Wiener Zeitung: Andreas Unterbergers Tagebuch

Prinzip Inkonsequenz

Wien (OTS) - Trauerbekundungen löst das keine aus: Der ORF nimmt seine Sonntagabend-Diskussionsreihe schon vier Wochen aus dem Programm, bevor die Nachfolge-Sendung startet. Diese lieblose Entsorgung entspricht dem Frust der Seher ob der Sendung. Das, was eigentlich der zentrale Gesprächsplatz der Nation sein könnte, hat nicht einmal ein einziges Mal pro Woche jenes Niveau erreicht, das man in deutschen Sendern täglich sehen kann: Dort ist die Unkultur des ständigen Durcheinanderredens undenkbar. Dort würden sich Politiker ob des ständigen simplen Absetzens simplifizierender Schlagworte zu Tode genieren ("Millionärspartei!" "Familie!", "Eigentum!").
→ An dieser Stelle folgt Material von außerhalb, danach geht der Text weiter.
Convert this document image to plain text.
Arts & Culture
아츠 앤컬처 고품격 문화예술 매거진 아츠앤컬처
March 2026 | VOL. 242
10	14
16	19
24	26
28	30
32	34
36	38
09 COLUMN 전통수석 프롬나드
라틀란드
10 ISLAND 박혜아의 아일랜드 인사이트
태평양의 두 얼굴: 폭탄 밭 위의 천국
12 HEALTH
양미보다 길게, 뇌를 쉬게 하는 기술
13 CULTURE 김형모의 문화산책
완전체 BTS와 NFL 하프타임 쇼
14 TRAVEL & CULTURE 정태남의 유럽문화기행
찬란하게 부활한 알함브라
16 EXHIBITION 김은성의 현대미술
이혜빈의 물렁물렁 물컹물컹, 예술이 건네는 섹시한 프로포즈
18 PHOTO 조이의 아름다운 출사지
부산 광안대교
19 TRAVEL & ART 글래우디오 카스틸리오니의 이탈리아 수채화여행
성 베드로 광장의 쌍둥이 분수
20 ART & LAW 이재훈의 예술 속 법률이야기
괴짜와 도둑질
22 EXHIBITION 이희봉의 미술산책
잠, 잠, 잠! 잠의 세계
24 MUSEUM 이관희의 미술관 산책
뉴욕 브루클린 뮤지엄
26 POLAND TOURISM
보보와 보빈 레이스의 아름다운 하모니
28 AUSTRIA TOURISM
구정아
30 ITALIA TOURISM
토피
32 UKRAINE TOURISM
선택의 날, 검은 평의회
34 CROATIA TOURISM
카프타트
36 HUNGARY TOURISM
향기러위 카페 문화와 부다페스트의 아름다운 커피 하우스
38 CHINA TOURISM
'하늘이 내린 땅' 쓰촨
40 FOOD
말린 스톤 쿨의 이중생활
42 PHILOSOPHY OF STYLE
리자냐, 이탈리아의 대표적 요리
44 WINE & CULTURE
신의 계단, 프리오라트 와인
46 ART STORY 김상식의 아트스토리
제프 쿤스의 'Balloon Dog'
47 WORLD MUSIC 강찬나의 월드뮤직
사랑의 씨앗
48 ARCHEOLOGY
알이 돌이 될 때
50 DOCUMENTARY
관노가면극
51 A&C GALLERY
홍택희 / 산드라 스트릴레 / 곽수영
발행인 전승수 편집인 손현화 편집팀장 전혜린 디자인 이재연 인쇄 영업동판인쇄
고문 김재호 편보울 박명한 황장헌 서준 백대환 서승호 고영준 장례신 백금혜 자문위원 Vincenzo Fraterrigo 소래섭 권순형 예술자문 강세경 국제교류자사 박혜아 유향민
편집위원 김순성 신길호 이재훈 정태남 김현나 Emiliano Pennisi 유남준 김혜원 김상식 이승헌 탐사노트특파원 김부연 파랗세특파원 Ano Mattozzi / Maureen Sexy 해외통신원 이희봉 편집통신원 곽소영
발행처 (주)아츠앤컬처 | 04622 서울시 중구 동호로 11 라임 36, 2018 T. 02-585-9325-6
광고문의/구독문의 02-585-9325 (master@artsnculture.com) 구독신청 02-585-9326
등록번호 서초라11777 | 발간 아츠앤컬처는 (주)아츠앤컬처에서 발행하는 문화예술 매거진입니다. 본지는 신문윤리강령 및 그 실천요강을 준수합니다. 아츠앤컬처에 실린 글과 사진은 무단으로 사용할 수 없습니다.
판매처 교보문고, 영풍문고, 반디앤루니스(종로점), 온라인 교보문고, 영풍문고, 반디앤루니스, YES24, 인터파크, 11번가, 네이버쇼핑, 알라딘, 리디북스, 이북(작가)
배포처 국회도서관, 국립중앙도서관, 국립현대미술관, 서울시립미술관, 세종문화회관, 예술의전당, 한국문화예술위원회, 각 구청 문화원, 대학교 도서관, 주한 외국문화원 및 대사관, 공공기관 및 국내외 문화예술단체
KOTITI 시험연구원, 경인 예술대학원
Dort wäre es undenkbar, dass ein ehemaliger Kandidat einer politischen Partei nicht als solcher deklariert wird, sondern einen Auftritt als einziger "Experte" bekommt.

Wir dürfen also aufatmen. Und zugleich besorgt sein: Denn nichts von dem, was man bisher aus der penetranten ORF-Selbstdarstellung über künftige Diskussionen erfährt, macht Hoffnung. Außer, dass die unsägliche Publikumsbeteiligung vorbei ist.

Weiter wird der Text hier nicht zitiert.